Tras el conflicto de la huelga, Dimas se convirtió en el nuevo contramaestre. La dura respuesta que vivió en sus carnes —una buena cicatriz en su pierna lo recordaba— evitó que recayera sobre él cualquier sospecha de connivencia con el poder. Por otra parte, la perfidia de Daniel Montero había dejado entre los trabajadores un rastro de resentimiento hacia los sindicatos y un rechazo sordo hacia cualquier idea de rebelión. La actuación de la patronal había sido contundente y, además, la traición pesaba sobre ellos como un lastre difícil de superar.
Dimas demostró ser el único capaz de curar las viejas heridas. Con tesón y diligencia, fue asentándose en el trabajo día tras día. Llevaba mucho tiempo preparándose para ello y en cuanto tomó las riendas se quitó un peso de encima, el de su frustración; mucho más relajado, se dispuso a demostrar todas sus aptitudes. No cambió el trato con nadie ni se puso inmediatamente del lado de los patronos, sino que siguió comportándose del mismo modo. Su sueldo había aumentado y en su nuevo papel ahora era visible y respetado. Había conseguido sobresalir por fin de entre la masa gris de los proletarios, de los emigrantes, de los mà d’obra sin rostro que formaban una manada y se esforzaban por un futuro estéril. No había desaprovechado la oportunidad.
Por las noches, cuando regresaba a casa, veía con satisfacción el orgullo en la mirada de su padre. Casi siempre cenaban en silencio, con el ruido metálico de la cuchara tintineando en el plato, pero ahora era un silencio amable, no cargado de frustración e impotencia, como sucedía antes. Guillermo miraba a uno y a otro como esperando algo, tal vez que se abriera una espita de cordialidad que le permitiera empezar a hablar y contarles su día en la escuela. Pero eso no ocurría a menudo y la solemnidad durante la cena crecía y crecía.

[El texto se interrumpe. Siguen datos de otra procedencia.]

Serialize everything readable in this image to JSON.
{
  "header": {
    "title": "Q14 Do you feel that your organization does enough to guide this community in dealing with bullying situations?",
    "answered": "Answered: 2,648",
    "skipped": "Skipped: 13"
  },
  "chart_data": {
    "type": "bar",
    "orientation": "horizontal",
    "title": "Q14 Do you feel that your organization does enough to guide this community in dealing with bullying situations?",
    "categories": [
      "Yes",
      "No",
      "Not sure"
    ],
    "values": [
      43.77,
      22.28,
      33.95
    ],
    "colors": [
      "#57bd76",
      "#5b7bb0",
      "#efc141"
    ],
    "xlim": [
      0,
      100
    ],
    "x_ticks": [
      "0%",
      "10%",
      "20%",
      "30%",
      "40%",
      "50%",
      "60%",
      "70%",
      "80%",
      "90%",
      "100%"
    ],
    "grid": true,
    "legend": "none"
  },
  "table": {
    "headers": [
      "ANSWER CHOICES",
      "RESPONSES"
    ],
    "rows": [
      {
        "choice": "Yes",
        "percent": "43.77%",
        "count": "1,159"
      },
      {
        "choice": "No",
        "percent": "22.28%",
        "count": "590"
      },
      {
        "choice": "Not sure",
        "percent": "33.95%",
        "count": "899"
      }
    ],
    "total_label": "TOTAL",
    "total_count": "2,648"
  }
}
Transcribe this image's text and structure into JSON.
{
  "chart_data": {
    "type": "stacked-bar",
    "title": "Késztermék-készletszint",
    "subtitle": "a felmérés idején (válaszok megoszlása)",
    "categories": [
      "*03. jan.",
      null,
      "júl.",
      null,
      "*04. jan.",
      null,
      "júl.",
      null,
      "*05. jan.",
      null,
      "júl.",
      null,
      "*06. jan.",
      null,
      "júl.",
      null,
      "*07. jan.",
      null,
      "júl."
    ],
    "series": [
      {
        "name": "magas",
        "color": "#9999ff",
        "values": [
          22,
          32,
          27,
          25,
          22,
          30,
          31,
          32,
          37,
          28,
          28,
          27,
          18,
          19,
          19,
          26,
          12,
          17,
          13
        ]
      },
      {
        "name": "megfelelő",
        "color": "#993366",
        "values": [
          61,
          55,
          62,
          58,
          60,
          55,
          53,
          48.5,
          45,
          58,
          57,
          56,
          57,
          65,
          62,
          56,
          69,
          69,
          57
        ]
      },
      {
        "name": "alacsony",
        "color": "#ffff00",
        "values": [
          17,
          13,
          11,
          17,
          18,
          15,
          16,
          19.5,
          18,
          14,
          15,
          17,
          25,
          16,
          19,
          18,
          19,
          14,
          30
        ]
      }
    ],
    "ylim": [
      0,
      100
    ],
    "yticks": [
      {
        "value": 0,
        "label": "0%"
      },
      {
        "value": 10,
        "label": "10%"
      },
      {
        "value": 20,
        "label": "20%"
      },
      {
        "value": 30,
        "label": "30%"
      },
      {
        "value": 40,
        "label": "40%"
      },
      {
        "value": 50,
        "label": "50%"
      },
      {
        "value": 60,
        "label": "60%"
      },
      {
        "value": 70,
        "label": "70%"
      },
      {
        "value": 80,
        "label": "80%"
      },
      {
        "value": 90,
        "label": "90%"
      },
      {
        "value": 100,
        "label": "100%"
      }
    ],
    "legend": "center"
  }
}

Dimas tenía ganas de iniciar una conversación banal, intrascendente pero agradable sobre cualquier tema, el que fuera, que le permitiera charlar con su padre y su hermano, reír y bromear con ellos, demostrarles que ya no era el de antes, siempre callado, amargado y reconcomido, a la espera de saltar por cualquier tema para echarle en cara a Juan que las cosas no eran como él creía, que nadie conseguía nada agachando la cabeza y diciendo a todo que sí, pero en el último momento se arrepentía y, llevado por la inercia, por la costumbre de comer en silencio como venían haciendo desde meses atrás, callaba. Y seguía golpeando suavemente con la cuchara de peltre un plato en el que la carne ya no era una invitada de lujo.
El ascenso de Dimas no se detuvo ahí, en las meras actividades rutinarias. Pronto empezó a demostrar una gran capacidad para gestionar los problemas y logró que la productividad aumentara. No obligaba a los obreros a trabajar más, sino que conseguía extraer lo mejor de cada cual, como si conociera los interruptores que ponían en marcha a cada uno de ellos. Sabía con quién funcionaba la rabia y con quién la competencia con el camarada; creaba tensiones entre enemigos acérrimos y acentuaba el papel de la empresa como defensora de los derechos de cada uno de ellos frente al otro; utilizaba lisonjas para convencer a los medrosos, a los que siempre tenían herido su amor propio y necesitaban un refuerzo positivo sobre el que construir su personalidad; aludía a la familia, al orgullo, al nacionalismo, a la raza… A lo que hiciera falta en cada caso con tal de conseguir su objetivo: que la empresa funcionara mejor, que cesaran los problemas, que el rendimiento se incrementara.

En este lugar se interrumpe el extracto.